В августе, во время командно-штабных учений, я впервые выявил неуставные взаимоотношения в своей роте… Все случилось в субботу, во второй половине дня, часть подразделения находилась на полигоне. Рядовой Тимуров, который считал себя «дембелем» решил навести в роте свой порядок. Он побил сержанта контрактной службы Зенина, вступившегося за рядового срочной службы Видова. Оба отделались лишь побоями и синяками. От них я с трудом взял объяснительные в письменной форме, уровень образованности у них был очень низкий. Составил административное расследование. Но не передал его начмеду, так как тот находился на полигоне. А обратился в воспитательный отдел к помощнику комбрига по правовой работе, капитану Любимову, с просьбой помочь в составлении документов по разбирательству. Далее материалы он передал замполиту бригады полковнику Злагогиря, который опять был недоволен моей работой. На совещании он вменил мне демагогический упрёк, что важнее профилактика и предупреждение неуставных отношений в роте. Как бы там не было, а после моего расследования двухметровый рядовой Тимуров, которого сильно обижали первые полгода службы и даже кунали головой в туалете, перестал себя чувствовать безнаказанным «дембелем» и отъявленным негодяем. И принимал боязливый вид при моем появлении в подразделении. В медроту он попал случайно, переболев тяжелой формой пневмонии, да так и остался служить в каптерке, выдавая форму больным солдатам.
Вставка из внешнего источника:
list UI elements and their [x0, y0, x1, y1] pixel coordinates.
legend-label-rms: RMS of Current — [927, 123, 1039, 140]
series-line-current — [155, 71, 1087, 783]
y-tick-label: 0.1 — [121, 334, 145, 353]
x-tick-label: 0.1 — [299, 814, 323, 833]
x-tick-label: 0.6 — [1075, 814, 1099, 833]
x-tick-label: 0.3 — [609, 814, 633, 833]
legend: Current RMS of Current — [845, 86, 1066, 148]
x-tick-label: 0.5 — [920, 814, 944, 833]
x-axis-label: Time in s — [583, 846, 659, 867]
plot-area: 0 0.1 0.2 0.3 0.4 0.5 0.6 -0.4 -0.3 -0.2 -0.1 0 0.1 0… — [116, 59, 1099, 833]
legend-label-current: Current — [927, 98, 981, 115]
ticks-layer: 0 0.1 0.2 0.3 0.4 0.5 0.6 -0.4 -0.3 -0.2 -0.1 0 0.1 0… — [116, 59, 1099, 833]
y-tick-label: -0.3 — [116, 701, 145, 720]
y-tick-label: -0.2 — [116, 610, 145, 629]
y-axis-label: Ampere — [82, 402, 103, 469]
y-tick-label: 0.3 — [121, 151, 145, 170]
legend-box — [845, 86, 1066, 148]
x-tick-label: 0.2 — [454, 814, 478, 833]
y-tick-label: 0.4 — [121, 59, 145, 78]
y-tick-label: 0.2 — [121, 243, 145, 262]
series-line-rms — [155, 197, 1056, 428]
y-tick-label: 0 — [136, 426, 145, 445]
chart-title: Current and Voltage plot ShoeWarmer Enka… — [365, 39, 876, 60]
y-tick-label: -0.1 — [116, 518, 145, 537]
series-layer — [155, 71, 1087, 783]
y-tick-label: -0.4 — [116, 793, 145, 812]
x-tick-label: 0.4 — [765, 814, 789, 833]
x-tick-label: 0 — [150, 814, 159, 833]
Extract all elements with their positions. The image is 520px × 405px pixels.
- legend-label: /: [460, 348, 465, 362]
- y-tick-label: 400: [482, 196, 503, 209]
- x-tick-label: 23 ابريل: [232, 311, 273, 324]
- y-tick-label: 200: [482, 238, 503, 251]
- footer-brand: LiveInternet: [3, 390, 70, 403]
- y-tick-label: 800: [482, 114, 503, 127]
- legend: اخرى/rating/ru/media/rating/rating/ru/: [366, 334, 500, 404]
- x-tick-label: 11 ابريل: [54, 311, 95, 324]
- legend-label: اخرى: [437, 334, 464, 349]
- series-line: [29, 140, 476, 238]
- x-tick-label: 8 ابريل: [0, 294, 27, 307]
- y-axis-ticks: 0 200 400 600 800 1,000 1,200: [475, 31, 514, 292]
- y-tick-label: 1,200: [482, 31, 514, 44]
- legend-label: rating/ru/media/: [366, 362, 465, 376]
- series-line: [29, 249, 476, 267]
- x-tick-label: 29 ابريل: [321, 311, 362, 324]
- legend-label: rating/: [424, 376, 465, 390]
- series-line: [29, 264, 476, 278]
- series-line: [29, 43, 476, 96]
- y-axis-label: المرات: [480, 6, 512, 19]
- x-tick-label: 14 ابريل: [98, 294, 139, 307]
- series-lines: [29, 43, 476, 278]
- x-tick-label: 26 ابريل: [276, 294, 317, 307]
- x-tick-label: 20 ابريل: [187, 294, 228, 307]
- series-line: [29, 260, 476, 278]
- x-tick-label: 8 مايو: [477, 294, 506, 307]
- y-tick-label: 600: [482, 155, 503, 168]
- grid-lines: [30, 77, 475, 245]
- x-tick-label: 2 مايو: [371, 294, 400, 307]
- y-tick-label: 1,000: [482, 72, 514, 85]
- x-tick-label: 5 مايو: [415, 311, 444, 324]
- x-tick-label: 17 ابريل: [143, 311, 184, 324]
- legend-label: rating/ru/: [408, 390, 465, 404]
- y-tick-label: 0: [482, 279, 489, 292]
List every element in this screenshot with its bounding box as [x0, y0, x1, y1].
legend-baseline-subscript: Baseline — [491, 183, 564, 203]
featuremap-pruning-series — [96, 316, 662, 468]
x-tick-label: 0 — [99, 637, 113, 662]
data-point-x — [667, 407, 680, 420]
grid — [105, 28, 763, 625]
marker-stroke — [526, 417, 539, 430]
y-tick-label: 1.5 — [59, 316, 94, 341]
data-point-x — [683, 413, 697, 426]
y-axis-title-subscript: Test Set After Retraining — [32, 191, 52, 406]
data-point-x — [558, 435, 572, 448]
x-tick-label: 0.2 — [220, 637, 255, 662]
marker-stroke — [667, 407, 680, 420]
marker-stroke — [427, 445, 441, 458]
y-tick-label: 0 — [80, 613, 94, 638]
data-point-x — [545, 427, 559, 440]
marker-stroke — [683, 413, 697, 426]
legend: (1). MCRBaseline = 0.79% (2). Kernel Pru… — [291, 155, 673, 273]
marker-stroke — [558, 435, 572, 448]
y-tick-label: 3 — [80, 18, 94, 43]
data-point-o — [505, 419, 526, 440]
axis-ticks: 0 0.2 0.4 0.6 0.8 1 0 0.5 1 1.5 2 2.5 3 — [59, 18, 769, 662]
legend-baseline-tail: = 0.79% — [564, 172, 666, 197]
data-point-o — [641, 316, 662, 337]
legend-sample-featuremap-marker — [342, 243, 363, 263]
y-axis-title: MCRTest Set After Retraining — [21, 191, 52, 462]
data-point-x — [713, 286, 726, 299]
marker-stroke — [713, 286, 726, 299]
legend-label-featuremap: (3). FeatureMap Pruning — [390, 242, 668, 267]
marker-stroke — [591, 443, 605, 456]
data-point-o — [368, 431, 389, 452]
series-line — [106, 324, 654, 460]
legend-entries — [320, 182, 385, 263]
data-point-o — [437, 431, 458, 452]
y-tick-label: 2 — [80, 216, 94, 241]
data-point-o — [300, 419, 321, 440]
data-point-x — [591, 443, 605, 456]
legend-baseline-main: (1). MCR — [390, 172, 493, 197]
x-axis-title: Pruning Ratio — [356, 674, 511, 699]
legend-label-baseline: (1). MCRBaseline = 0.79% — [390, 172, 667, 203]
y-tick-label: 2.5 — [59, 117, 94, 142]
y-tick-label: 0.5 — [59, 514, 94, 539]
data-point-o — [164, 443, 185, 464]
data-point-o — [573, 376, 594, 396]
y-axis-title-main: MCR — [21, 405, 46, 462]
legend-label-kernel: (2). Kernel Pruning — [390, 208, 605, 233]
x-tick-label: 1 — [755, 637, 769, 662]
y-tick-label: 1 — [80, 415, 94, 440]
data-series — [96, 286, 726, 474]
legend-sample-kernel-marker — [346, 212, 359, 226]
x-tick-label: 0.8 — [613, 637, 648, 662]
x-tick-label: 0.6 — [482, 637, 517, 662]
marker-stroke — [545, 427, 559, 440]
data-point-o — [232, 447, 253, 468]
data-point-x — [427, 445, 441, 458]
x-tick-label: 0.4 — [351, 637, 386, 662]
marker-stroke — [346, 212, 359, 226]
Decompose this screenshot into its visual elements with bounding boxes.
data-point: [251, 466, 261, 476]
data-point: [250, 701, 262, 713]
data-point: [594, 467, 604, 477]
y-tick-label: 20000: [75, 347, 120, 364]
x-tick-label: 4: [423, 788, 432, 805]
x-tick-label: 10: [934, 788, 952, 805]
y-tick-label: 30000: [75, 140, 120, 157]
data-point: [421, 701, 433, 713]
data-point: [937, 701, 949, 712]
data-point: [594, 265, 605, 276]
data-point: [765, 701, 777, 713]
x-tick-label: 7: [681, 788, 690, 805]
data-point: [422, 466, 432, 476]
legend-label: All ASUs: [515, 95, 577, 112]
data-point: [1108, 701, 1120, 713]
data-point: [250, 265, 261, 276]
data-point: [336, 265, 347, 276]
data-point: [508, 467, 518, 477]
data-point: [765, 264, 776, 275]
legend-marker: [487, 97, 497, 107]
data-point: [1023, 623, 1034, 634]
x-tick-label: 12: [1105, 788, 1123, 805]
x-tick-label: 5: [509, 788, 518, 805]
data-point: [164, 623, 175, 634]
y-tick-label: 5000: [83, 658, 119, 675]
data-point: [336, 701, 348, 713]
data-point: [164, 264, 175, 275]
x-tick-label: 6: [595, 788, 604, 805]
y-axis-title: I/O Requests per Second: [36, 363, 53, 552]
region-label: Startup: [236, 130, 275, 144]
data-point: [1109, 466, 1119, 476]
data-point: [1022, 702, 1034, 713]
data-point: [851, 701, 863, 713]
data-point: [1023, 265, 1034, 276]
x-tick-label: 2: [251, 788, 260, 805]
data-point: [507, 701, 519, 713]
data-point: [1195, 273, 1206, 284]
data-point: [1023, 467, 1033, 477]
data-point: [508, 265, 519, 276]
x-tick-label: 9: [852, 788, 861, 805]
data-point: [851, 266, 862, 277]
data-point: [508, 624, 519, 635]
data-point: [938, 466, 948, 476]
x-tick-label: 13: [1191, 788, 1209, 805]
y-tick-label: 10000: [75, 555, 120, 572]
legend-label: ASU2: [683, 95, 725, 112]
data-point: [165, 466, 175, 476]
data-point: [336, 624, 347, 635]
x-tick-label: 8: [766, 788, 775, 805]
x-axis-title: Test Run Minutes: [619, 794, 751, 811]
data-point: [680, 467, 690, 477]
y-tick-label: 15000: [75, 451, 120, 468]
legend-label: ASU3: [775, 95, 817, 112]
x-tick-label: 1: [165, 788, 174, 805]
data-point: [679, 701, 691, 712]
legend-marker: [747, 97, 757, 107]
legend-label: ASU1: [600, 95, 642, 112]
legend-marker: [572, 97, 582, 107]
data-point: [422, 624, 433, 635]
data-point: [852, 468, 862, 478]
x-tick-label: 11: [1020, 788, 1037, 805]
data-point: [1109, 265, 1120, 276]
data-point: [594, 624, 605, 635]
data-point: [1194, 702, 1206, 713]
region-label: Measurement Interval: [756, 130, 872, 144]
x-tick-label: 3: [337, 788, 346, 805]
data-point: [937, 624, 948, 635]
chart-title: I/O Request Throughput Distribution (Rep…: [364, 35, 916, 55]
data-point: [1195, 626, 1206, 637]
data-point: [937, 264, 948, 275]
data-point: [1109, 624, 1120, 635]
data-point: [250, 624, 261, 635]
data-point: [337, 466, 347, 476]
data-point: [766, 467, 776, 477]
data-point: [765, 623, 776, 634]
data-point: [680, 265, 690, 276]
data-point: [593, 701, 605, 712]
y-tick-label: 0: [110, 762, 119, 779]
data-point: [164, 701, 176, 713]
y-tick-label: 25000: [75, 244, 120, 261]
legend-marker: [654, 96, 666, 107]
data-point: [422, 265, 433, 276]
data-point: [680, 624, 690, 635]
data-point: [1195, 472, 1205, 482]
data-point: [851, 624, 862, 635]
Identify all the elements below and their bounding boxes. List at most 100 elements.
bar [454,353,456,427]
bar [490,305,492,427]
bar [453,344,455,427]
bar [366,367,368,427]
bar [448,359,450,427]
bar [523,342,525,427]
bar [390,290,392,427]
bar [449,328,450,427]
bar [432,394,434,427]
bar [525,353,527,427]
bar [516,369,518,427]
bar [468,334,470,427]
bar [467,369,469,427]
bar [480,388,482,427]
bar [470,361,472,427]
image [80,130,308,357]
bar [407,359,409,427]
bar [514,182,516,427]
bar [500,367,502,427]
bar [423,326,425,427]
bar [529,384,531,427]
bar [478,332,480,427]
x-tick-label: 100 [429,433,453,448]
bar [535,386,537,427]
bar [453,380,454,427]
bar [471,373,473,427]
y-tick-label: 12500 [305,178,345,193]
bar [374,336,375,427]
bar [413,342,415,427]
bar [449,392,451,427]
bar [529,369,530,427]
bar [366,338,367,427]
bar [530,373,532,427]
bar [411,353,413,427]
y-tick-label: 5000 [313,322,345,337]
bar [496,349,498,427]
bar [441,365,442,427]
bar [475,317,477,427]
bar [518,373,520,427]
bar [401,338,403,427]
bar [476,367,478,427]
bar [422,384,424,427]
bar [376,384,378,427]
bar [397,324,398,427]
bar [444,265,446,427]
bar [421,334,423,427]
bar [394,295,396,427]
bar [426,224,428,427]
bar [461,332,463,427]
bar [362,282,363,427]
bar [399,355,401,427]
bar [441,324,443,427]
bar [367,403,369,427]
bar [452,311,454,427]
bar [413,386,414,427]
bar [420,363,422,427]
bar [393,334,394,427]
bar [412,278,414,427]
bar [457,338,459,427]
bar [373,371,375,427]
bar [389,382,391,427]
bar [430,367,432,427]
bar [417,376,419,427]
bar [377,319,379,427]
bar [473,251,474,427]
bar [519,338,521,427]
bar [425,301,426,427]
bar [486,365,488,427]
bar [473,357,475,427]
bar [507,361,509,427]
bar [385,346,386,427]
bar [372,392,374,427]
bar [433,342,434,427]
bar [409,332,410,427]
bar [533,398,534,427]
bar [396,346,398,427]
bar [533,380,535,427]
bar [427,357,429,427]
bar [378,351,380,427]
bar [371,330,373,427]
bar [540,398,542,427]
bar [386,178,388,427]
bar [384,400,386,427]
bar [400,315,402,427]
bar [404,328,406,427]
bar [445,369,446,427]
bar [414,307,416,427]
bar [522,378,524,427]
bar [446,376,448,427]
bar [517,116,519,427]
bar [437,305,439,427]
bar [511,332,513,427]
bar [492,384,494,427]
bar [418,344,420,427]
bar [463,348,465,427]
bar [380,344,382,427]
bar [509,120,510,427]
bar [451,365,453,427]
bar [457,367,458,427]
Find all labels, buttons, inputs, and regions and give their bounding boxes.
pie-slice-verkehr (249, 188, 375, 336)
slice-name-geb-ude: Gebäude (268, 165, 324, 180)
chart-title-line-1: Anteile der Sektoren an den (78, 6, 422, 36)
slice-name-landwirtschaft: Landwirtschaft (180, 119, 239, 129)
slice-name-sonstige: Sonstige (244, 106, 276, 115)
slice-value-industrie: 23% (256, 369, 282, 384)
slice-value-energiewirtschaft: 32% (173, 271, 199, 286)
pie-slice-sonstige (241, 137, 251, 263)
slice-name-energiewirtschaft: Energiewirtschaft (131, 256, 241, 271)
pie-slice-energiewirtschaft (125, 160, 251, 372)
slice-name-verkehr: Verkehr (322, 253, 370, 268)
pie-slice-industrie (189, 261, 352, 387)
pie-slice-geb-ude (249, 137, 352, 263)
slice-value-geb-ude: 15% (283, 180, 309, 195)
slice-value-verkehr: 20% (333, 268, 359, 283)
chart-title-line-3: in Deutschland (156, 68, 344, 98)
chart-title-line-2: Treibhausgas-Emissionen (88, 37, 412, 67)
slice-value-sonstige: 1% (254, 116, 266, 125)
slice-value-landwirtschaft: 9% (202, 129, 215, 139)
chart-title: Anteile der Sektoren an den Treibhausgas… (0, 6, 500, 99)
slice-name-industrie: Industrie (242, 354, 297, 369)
Участь рядового Видова вызывала сочувствие, отец его был тяжело болен онкологией, можно сказать почти при смерти. В тот же месяц пришла телеграмма из военкомата, по которой ему полагался отпуск по семейным обстоятельствам на десять суток. Чтобы ускорить подписание рапорта я лично обратился к генералу Храпину за подписью. Генерал уже не басил как раньше, видимо еще не зажила челюсть. Он был уже не так дерзок и, увидев меня с бумагой, спросил:
– Что у тебя там, лейтенант?
– Рапорт, товарищ генерал, на отпуск по семейным… – доложил я спешно, когда он вышел из своего кабинета.
– Кто болен, отец, чем? – спросил он, читая телеграмму к рапорту.
– Онкология, то есть рак, это отец моего солдата – добавил я
– Да-а, это не терпит отлагательств – ответил комбриг, удивившись, что я так хлопочу за подчиненного, и поставил свою резолюцию на рапорте практически на ходу.
После, рядового Николая Видова, я сопроводил на вокзал и посадил в рейсовый автобус, до дома ему было совсем ничего, всего двести с лишним километров. Не знаю, в последний ли раз он повидал отца, но только после его перевели в другую войсковую часть, как отказавшегося подписать контракт. А там он за неуставные отношения попал в дисбат, повторяя тем самым судьбу своего отца и старшего брата, который отбывал срок за убийство в драке. Выжить в дисциплинарном батальоне шансы, конечно, были, но вот вернуться со здоровой психикой – практически никаких.